A week ago, most of the players at EverBank were awaiting their NFL destination, and considering the newness for all involved, Head Coach Mike Mularkey said Friday was remarkably productive.

“It wasn’t as big of a cutdown on installation as people would have thought,” Mularkey said, adding that the while he limited repetitions compared to the recent veteran mini-camp, “They did better than you could have imagined for the first time with everyone being new. I didn’t think we were going to have the kind of tempo that we had.

“I was concerned a little about it, but it was better than we thought.”

Mularkey, as he did for veteran minicamp, limited the first day of rookie camp to one afternoon practice as opposed to a morning and afternoon session. The idea was to install as much as possible in the morning to be as productive in the afternoon as possible. The afternoon practice was essentially the same as the recent veteran workout, with individual drills, 7 on 7 and team drills.

“The drills we run, they critique every drill you do, in individuals and team,” rookie defensive end Ryan Davis said. “I feel like it’s really set up to excel at your position and the coaches can really spot you if you stand out.”

Said Blackmon, “It’s just good to be back on the field in general. Of course getting used to things is a process. So right now we’re trying to get everything down, get lined up right and trying to get out there and play without thinking.”

Mularkey said it may have been the hottest day of the off-season program, and players said the heat was definitely an issue.

 “The heat is different from what I usually deal with so I’m sweating more,” Blackmon said. “You get more fatigued out here on that turf and it’s just an adjustment. I’m sure I’ll adjust fine and slow the pace.”

Long Ding, a native of Qing Dao China who attended Norwich University in Vermont, said, “The weather is hot. Different from Vermont.”

Mularkey said that considering the heat, an offensive line with limited numbers did well. “We don’t have a lot of guys and they took a lot of reps,” Mularkey said. “They did a good job.”

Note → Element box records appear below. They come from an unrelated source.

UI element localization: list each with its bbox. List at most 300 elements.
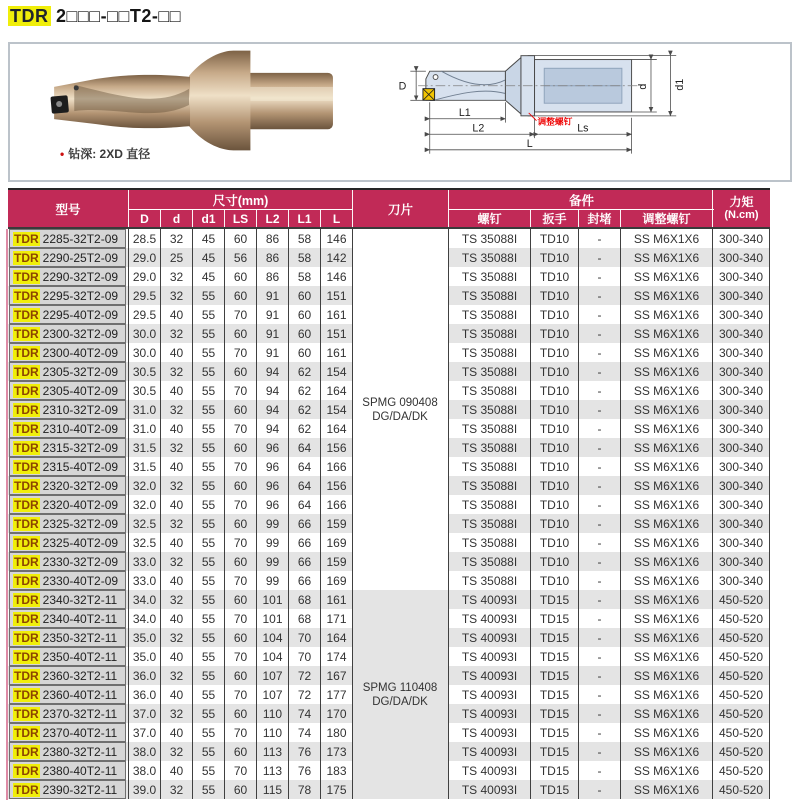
model-prefix-highlight: TDR bbox=[14, 497, 39, 512]
dim-cell-L2: 99 bbox=[256, 571, 288, 590]
dim-cell-d1: 55 bbox=[192, 438, 224, 457]
dim-cell-L2: 107 bbox=[256, 685, 288, 704]
model-label bbox=[9, 229, 126, 248]
col-header-adjust-screw: 调整螺钉 bbox=[620, 210, 712, 227]
model-cell bbox=[8, 761, 128, 780]
dim-cell-L: 161 bbox=[320, 590, 352, 609]
model-prefix-highlight: TDR bbox=[14, 763, 39, 778]
plug-cell: - bbox=[578, 590, 620, 609]
table-row bbox=[8, 495, 770, 514]
screw-cell: TS 40093I bbox=[448, 609, 530, 628]
dim-cell-L1: 60 bbox=[288, 305, 320, 324]
table-row bbox=[8, 267, 770, 286]
dim-cell-L1: 58 bbox=[288, 267, 320, 286]
dim-cell-L1: 62 bbox=[288, 400, 320, 419]
dim-cell-LS: 56 bbox=[224, 248, 256, 267]
wrench-cell: TD10 bbox=[530, 362, 578, 381]
model-cell bbox=[8, 229, 128, 248]
screw-cell: TS 35088I bbox=[448, 514, 530, 533]
model-prefix-highlight: TDR bbox=[14, 421, 39, 436]
torque-cell: 300-340 bbox=[712, 248, 770, 267]
dim-cell-LS: 70 bbox=[224, 685, 256, 704]
dim-cell-d1: 45 bbox=[192, 267, 224, 286]
dim-cell-d1: 55 bbox=[192, 571, 224, 590]
col-header-torque bbox=[712, 190, 770, 227]
model-prefix-highlight: TDR bbox=[14, 687, 39, 702]
dim-cell-L2: 91 bbox=[256, 286, 288, 305]
insert-cell bbox=[352, 685, 448, 704]
model-label bbox=[9, 267, 126, 286]
dim-label-d1: d1 bbox=[674, 78, 687, 91]
col-header-plug: 封堵 bbox=[578, 210, 620, 227]
table-row bbox=[8, 723, 770, 742]
torque-cell: 450-520 bbox=[712, 590, 770, 609]
dim-cell-L: 151 bbox=[320, 324, 352, 343]
col-header-insert: 刀片 bbox=[352, 190, 448, 227]
plug-cell: - bbox=[578, 685, 620, 704]
model-prefix-highlight: TDR bbox=[14, 630, 39, 645]
dim-cell-L2: 107 bbox=[256, 666, 288, 685]
table-row bbox=[8, 780, 770, 799]
wrench-cell: TD15 bbox=[530, 609, 578, 628]
screw-cell: TS 35088I bbox=[448, 248, 530, 267]
model-suffix: 2305-32T2-09 bbox=[42, 364, 119, 379]
dim-cell-d1: 55 bbox=[192, 609, 224, 628]
screw-cell: TS 40093I bbox=[448, 590, 530, 609]
torque-cell: 300-340 bbox=[712, 267, 770, 286]
torque-cell: 450-520 bbox=[712, 761, 770, 780]
col-header-wrench: 扳手 bbox=[530, 210, 578, 227]
torque-cell: 450-520 bbox=[712, 704, 770, 723]
model-suffix: 2310-40T2-09 bbox=[42, 421, 119, 436]
model-cell bbox=[8, 381, 128, 400]
plug-cell: - bbox=[578, 571, 620, 590]
torque-cell: 300-340 bbox=[712, 552, 770, 571]
insert-cell bbox=[352, 628, 448, 647]
title-series-highlight: TDR bbox=[10, 6, 49, 26]
dim-cell-L1: 72 bbox=[288, 666, 320, 685]
torque-cell: 450-520 bbox=[712, 666, 770, 685]
model-label bbox=[9, 742, 126, 761]
insert-name-line: DG/DA/DK bbox=[372, 695, 428, 708]
torque-cell: 300-340 bbox=[712, 514, 770, 533]
wrench-cell: TD10 bbox=[530, 457, 578, 476]
model-suffix: 2325-32T2-09 bbox=[42, 516, 119, 531]
dim-cell-d: 32 bbox=[160, 438, 192, 457]
plug-cell: - bbox=[578, 324, 620, 343]
insert-cell bbox=[352, 647, 448, 666]
torque-cell: 300-340 bbox=[712, 476, 770, 495]
dim-cell-D: 30.0 bbox=[128, 324, 160, 343]
plug-cell: - bbox=[578, 628, 620, 647]
model-suffix: 2380-32T2-11 bbox=[42, 744, 118, 759]
dim-cell-L: 161 bbox=[320, 305, 352, 324]
torque-cell: 450-520 bbox=[712, 723, 770, 742]
dim-cell-L: 142 bbox=[320, 248, 352, 267]
model-label bbox=[9, 647, 126, 666]
dim-cell-d: 40 bbox=[160, 343, 192, 362]
model-cell bbox=[8, 248, 128, 267]
dim-cell-d1: 55 bbox=[192, 419, 224, 438]
insert-cell bbox=[352, 419, 448, 438]
dim-cell-D: 30.5 bbox=[128, 362, 160, 381]
col-header-LS: LS bbox=[224, 210, 256, 227]
dim-cell-L2: 91 bbox=[256, 343, 288, 362]
model-cell bbox=[8, 286, 128, 305]
plug-cell: - bbox=[578, 495, 620, 514]
dim-cell-d1: 55 bbox=[192, 343, 224, 362]
dim-cell-d1: 55 bbox=[192, 286, 224, 305]
model-prefix-highlight: TDR bbox=[14, 459, 39, 474]
table-row bbox=[8, 514, 770, 533]
dimension-diagram bbox=[386, 45, 784, 176]
plug-cell: - bbox=[578, 780, 620, 799]
model-cell bbox=[8, 552, 128, 571]
dim-cell-d: 40 bbox=[160, 457, 192, 476]
model-cell bbox=[8, 666, 128, 685]
wrench-cell: TD10 bbox=[530, 495, 578, 514]
screw-cell: TS 40093I bbox=[448, 742, 530, 761]
model-label bbox=[9, 305, 126, 324]
screw-cell: TS 35088I bbox=[448, 419, 530, 438]
dim-cell-d1: 55 bbox=[192, 704, 224, 723]
insert-cell bbox=[352, 362, 448, 381]
model-suffix: 2340-32T2-11 bbox=[42, 592, 118, 607]
dim-cell-D: 34.0 bbox=[128, 590, 160, 609]
dim-cell-LS: 60 bbox=[224, 628, 256, 647]
dim-cell-d: 32 bbox=[160, 590, 192, 609]
model-suffix: 2370-40T2-11 bbox=[42, 725, 118, 740]
dim-cell-L1: 64 bbox=[288, 495, 320, 514]
dim-cell-D: 29.0 bbox=[128, 267, 160, 286]
table-row bbox=[8, 742, 770, 761]
insert-name-line: SPMG 090408 bbox=[362, 396, 438, 409]
model-cell bbox=[8, 704, 128, 723]
model-suffix: 2330-32T2-09 bbox=[42, 554, 119, 569]
model-suffix: 2290-25T2-09 bbox=[42, 250, 119, 265]
adjust-screw-cell: SS M6X1X6 bbox=[620, 438, 712, 457]
wrench-cell: TD15 bbox=[530, 666, 578, 685]
dim-cell-d: 40 bbox=[160, 495, 192, 514]
dim-cell-d1: 55 bbox=[192, 476, 224, 495]
model-suffix: 2315-40T2-09 bbox=[42, 459, 119, 474]
wrench-cell: TD10 bbox=[530, 514, 578, 533]
insert-cell bbox=[352, 248, 448, 267]
dim-cell-L: 146 bbox=[320, 229, 352, 248]
screw-cell: TS 35088I bbox=[448, 381, 530, 400]
dim-cell-d: 40 bbox=[160, 381, 192, 400]
dim-cell-LS: 70 bbox=[224, 305, 256, 324]
adjust-screw-cell: SS M6X1X6 bbox=[620, 229, 712, 248]
model-cell bbox=[8, 609, 128, 628]
dim-cell-d: 32 bbox=[160, 229, 192, 248]
dim-cell-d: 25 bbox=[160, 248, 192, 267]
dim-cell-L2: 104 bbox=[256, 647, 288, 666]
dim-cell-L: 146 bbox=[320, 267, 352, 286]
wrench-cell: TD10 bbox=[530, 324, 578, 343]
table-row bbox=[8, 381, 770, 400]
dim-cell-D: 31.5 bbox=[128, 438, 160, 457]
dim-cell-d1: 55 bbox=[192, 305, 224, 324]
model-prefix-highlight: TDR bbox=[14, 554, 39, 569]
dim-cell-d: 32 bbox=[160, 267, 192, 286]
model-cell bbox=[8, 514, 128, 533]
dim-cell-LS: 60 bbox=[224, 324, 256, 343]
model-prefix-highlight: TDR bbox=[14, 307, 39, 322]
dim-cell-d: 40 bbox=[160, 647, 192, 666]
dim-cell-LS: 60 bbox=[224, 362, 256, 381]
torque-cell: 450-520 bbox=[712, 609, 770, 628]
dim-cell-LS: 60 bbox=[224, 780, 256, 799]
dim-cell-L: 174 bbox=[320, 647, 352, 666]
dim-cell-L: 164 bbox=[320, 628, 352, 647]
plug-cell: - bbox=[578, 362, 620, 381]
model-label bbox=[9, 324, 126, 343]
dim-cell-d: 32 bbox=[160, 742, 192, 761]
adjust-screw-cell: SS M6X1X6 bbox=[620, 685, 712, 704]
plug-cell: - bbox=[578, 343, 620, 362]
plug-cell: - bbox=[578, 457, 620, 476]
dim-cell-L2: 86 bbox=[256, 229, 288, 248]
plug-cell: - bbox=[578, 647, 620, 666]
dim-cell-L2: 110 bbox=[256, 723, 288, 742]
dim-label-L1: L1 bbox=[458, 106, 471, 119]
insert-cell bbox=[352, 400, 448, 419]
insert-name-line: DG/DA/DK bbox=[372, 410, 428, 423]
adjust-screw-cell: SS M6X1X6 bbox=[620, 457, 712, 476]
dim-cell-L2: 99 bbox=[256, 552, 288, 571]
model-cell bbox=[8, 362, 128, 381]
title-pattern: 2□□□-□□T2-□□ bbox=[50, 6, 182, 26]
dim-cell-L1: 64 bbox=[288, 476, 320, 495]
screw-cell: TS 35088I bbox=[448, 324, 530, 343]
wrench-cell: TD10 bbox=[530, 400, 578, 419]
table-row bbox=[8, 476, 770, 495]
adjust-screw-cell: SS M6X1X6 bbox=[620, 609, 712, 628]
dim-cell-L1: 78 bbox=[288, 780, 320, 799]
dim-cell-LS: 70 bbox=[224, 457, 256, 476]
dim-cell-L2: 94 bbox=[256, 400, 288, 419]
model-label bbox=[9, 552, 126, 571]
wrench-cell: TD15 bbox=[530, 685, 578, 704]
torque-cell: 450-520 bbox=[712, 647, 770, 666]
adjust-screw-cell: SS M6X1X6 bbox=[620, 761, 712, 780]
adjust-screw-cell: SS M6X1X6 bbox=[620, 571, 712, 590]
dim-cell-L2: 96 bbox=[256, 438, 288, 457]
wrench-cell: TD10 bbox=[530, 381, 578, 400]
model-suffix: 2315-32T2-09 bbox=[42, 440, 119, 455]
dim-cell-D: 35.0 bbox=[128, 647, 160, 666]
dim-cell-L2: 101 bbox=[256, 590, 288, 609]
table-row bbox=[8, 305, 770, 324]
insert-cell bbox=[352, 381, 448, 400]
model-label bbox=[9, 476, 126, 495]
model-suffix: 2310-32T2-09 bbox=[42, 402, 119, 417]
model-label bbox=[9, 685, 126, 704]
dim-cell-L2: 94 bbox=[256, 419, 288, 438]
dim-cell-L1: 66 bbox=[288, 514, 320, 533]
insert-cell bbox=[352, 571, 448, 590]
wrench-cell: TD10 bbox=[530, 267, 578, 286]
page-title bbox=[8, 6, 181, 27]
model-prefix-highlight: TDR bbox=[14, 269, 39, 284]
model-label bbox=[9, 362, 126, 381]
dim-cell-L1: 66 bbox=[288, 571, 320, 590]
dim-cell-d1: 55 bbox=[192, 514, 224, 533]
dim-cell-L1: 68 bbox=[288, 590, 320, 609]
dim-cell-L: 170 bbox=[320, 704, 352, 723]
screw-cell: TS 40093I bbox=[448, 685, 530, 704]
wrench-cell: TD10 bbox=[530, 533, 578, 552]
model-prefix-highlight: TDR bbox=[14, 725, 39, 740]
dim-cell-d: 40 bbox=[160, 685, 192, 704]
torque-cell: 300-340 bbox=[712, 343, 770, 362]
plug-cell: - bbox=[578, 267, 620, 286]
dim-cell-L2: 94 bbox=[256, 362, 288, 381]
table-row bbox=[8, 628, 770, 647]
dim-cell-L1: 70 bbox=[288, 647, 320, 666]
dim-cell-D: 32.5 bbox=[128, 514, 160, 533]
dim-cell-L1: 58 bbox=[288, 248, 320, 267]
screw-cell: TS 35088I bbox=[448, 457, 530, 476]
coolant-hole bbox=[74, 85, 79, 90]
model-prefix-highlight: TDR bbox=[14, 535, 39, 550]
table-row bbox=[8, 229, 770, 248]
adjust-screw-cell: SS M6X1X6 bbox=[620, 324, 712, 343]
torque-cell: 450-520 bbox=[712, 628, 770, 647]
model-cell bbox=[8, 476, 128, 495]
model-label bbox=[9, 628, 126, 647]
table-row bbox=[8, 609, 770, 628]
dim-cell-D: 31.5 bbox=[128, 457, 160, 476]
model-prefix-highlight: TDR bbox=[14, 668, 39, 683]
model-suffix: 2325-40T2-09 bbox=[42, 535, 119, 550]
wrench-cell: TD15 bbox=[530, 628, 578, 647]
adjust-screw-cell: SS M6X1X6 bbox=[620, 514, 712, 533]
model-cell bbox=[8, 571, 128, 590]
insert-cell bbox=[352, 723, 448, 742]
dim-cell-d1: 55 bbox=[192, 647, 224, 666]
dim-cell-LS: 60 bbox=[224, 476, 256, 495]
table-row bbox=[8, 457, 770, 476]
wrench-cell: TD10 bbox=[530, 286, 578, 305]
model-label bbox=[9, 780, 126, 799]
model-cell bbox=[8, 742, 128, 761]
dim-cell-L: 159 bbox=[320, 552, 352, 571]
dim-cell-L2: 99 bbox=[256, 533, 288, 552]
dim-cell-L1: 74 bbox=[288, 723, 320, 742]
plug-cell: - bbox=[578, 400, 620, 419]
adjust-screw-cell: SS M6X1X6 bbox=[620, 533, 712, 552]
plug-cell: - bbox=[578, 609, 620, 628]
screw-cell: TS 40093I bbox=[448, 723, 530, 742]
dim-cell-D: 29.5 bbox=[128, 305, 160, 324]
plug-cell: - bbox=[578, 419, 620, 438]
model-suffix: 2305-40T2-09 bbox=[42, 383, 119, 398]
torque-cell: 300-340 bbox=[712, 381, 770, 400]
dim-cell-d: 40 bbox=[160, 571, 192, 590]
model-cell bbox=[8, 438, 128, 457]
dim-cell-d1: 55 bbox=[192, 628, 224, 647]
adjust-screw-cell: SS M6X1X6 bbox=[620, 495, 712, 514]
torque-cell: 300-340 bbox=[712, 305, 770, 324]
model-prefix-highlight: TDR bbox=[14, 516, 39, 531]
drill-depth-note bbox=[60, 145, 150, 162]
insert-cell bbox=[352, 552, 448, 571]
model-cell bbox=[8, 343, 128, 362]
model-suffix: 2360-32T2-11 bbox=[42, 668, 118, 683]
dim-cell-D: 39.0 bbox=[128, 780, 160, 799]
dim-cell-d1: 55 bbox=[192, 761, 224, 780]
model-cell bbox=[8, 647, 128, 666]
model-prefix-highlight: TDR bbox=[14, 706, 39, 721]
model-cell bbox=[8, 590, 128, 609]
model-prefix-highlight: TDR bbox=[14, 231, 39, 246]
table-header bbox=[8, 188, 770, 229]
dim-cell-d1: 55 bbox=[192, 362, 224, 381]
col-header-d: d bbox=[160, 210, 192, 227]
dim-label-D: D bbox=[398, 80, 407, 93]
dim-cell-D: 36.0 bbox=[128, 685, 160, 704]
wrench-cell: TD15 bbox=[530, 723, 578, 742]
torque-cell: 300-340 bbox=[712, 457, 770, 476]
torque-cell: 450-520 bbox=[712, 780, 770, 799]
model-suffix: 2300-40T2-09 bbox=[42, 345, 119, 360]
dim-cell-L1: 64 bbox=[288, 457, 320, 476]
model-label bbox=[9, 400, 126, 419]
dim-cell-LS: 70 bbox=[224, 761, 256, 780]
insert-cell bbox=[352, 343, 448, 362]
adjust-screw-cell: SS M6X1X6 bbox=[620, 286, 712, 305]
torque-cell: 300-340 bbox=[712, 362, 770, 381]
dim-cell-L: 156 bbox=[320, 476, 352, 495]
table-body bbox=[6, 229, 770, 800]
model-label bbox=[9, 438, 126, 457]
insert-cell bbox=[352, 666, 448, 685]
dim-cell-L1: 76 bbox=[288, 761, 320, 780]
table-row bbox=[8, 704, 770, 723]
torque-cell: 450-520 bbox=[712, 742, 770, 761]
dim-cell-LS: 60 bbox=[224, 590, 256, 609]
diagram-insert-icon bbox=[423, 89, 435, 101]
screw-cell: TS 40093I bbox=[448, 780, 530, 799]
torque-cell: 300-340 bbox=[712, 438, 770, 457]
screw-cell: TS 40093I bbox=[448, 628, 530, 647]
dim-cell-L: 166 bbox=[320, 457, 352, 476]
dim-cell-L: 169 bbox=[320, 533, 352, 552]
adjust-screw-cell: SS M6X1X6 bbox=[620, 704, 712, 723]
dim-cell-LS: 60 bbox=[224, 267, 256, 286]
model-label bbox=[9, 571, 126, 590]
dim-cell-d: 32 bbox=[160, 476, 192, 495]
screw-cell: TS 35088I bbox=[448, 533, 530, 552]
dim-cell-L1: 60 bbox=[288, 286, 320, 305]
wrench-cell: TD10 bbox=[530, 476, 578, 495]
model-prefix-highlight: TDR bbox=[14, 649, 39, 664]
dim-cell-L: 156 bbox=[320, 438, 352, 457]
model-suffix: 2290-32T2-09 bbox=[42, 269, 119, 284]
model-cell bbox=[8, 780, 128, 799]
dim-cell-d1: 55 bbox=[192, 742, 224, 761]
screw-cell: TS 35088I bbox=[448, 343, 530, 362]
adjust-screw-cell: SS M6X1X6 bbox=[620, 590, 712, 609]
col-header-L1: L1 bbox=[288, 210, 320, 227]
model-label bbox=[9, 666, 126, 685]
dim-cell-L: 177 bbox=[320, 685, 352, 704]
plug-cell: - bbox=[578, 305, 620, 324]
table-row bbox=[8, 685, 770, 704]
dim-cell-D: 34.0 bbox=[128, 609, 160, 628]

While the drafted rookies and most of the free agents will be with the Jaguars throughout the off-season, most of the workout rookies will not, and none are guaranteed a roster spot after Sunday. A difficult task? Perhaps, but Mularkey said it’s not impossible.

“They have to make the most of every single play,” Mularkey said, adding that for those being evaluated, it’s about more than football.

He said he told the players in a Thursday meeting that “Everything about them is evaluated.”

“How do they dress?” Mularkey said. “Where do they sit in the team meeting room? I want to evaluate every guy. When you have only a three-day period, you got to really take it all in. We’re trying to balance out the reps the best we can so it’s a fair evaluation. But it’s either this, or they don’t even get a chance.”

Blackmon, of course, is in a different situation, and as the first-round selection, he was a central topic Friday – and not just because of his number. Asked what he saw in Blackmon Friday, Mularkey replied, “A rookie on his first day, kind of just understanding the scheme.”

“He just got it put in yesterday – bits and pieces yesterday and a lot this morning,” Mularkey said. “(Wide receivers coach) Jerry Sullivan is very detailed in how he goes about his business. It was baby steps today with Jerry, teaching the very first steps of our routes and our blocking scheme.

“He was like everybody else, trying to take in as much as he could, line up in the right spot and get off on the ball.”

And if Blackmon is the most-watched player of the group, he said that doesn’t mean he approached the three days any differently.

“They’re here working just like I am,” he said. “They’re trying to fill a spot for next year just like me. Nothing is going to be given to me, I have to work just as hard as they do to earn a spot. We’re competitors. We like to compete and that means you have to be on the field.”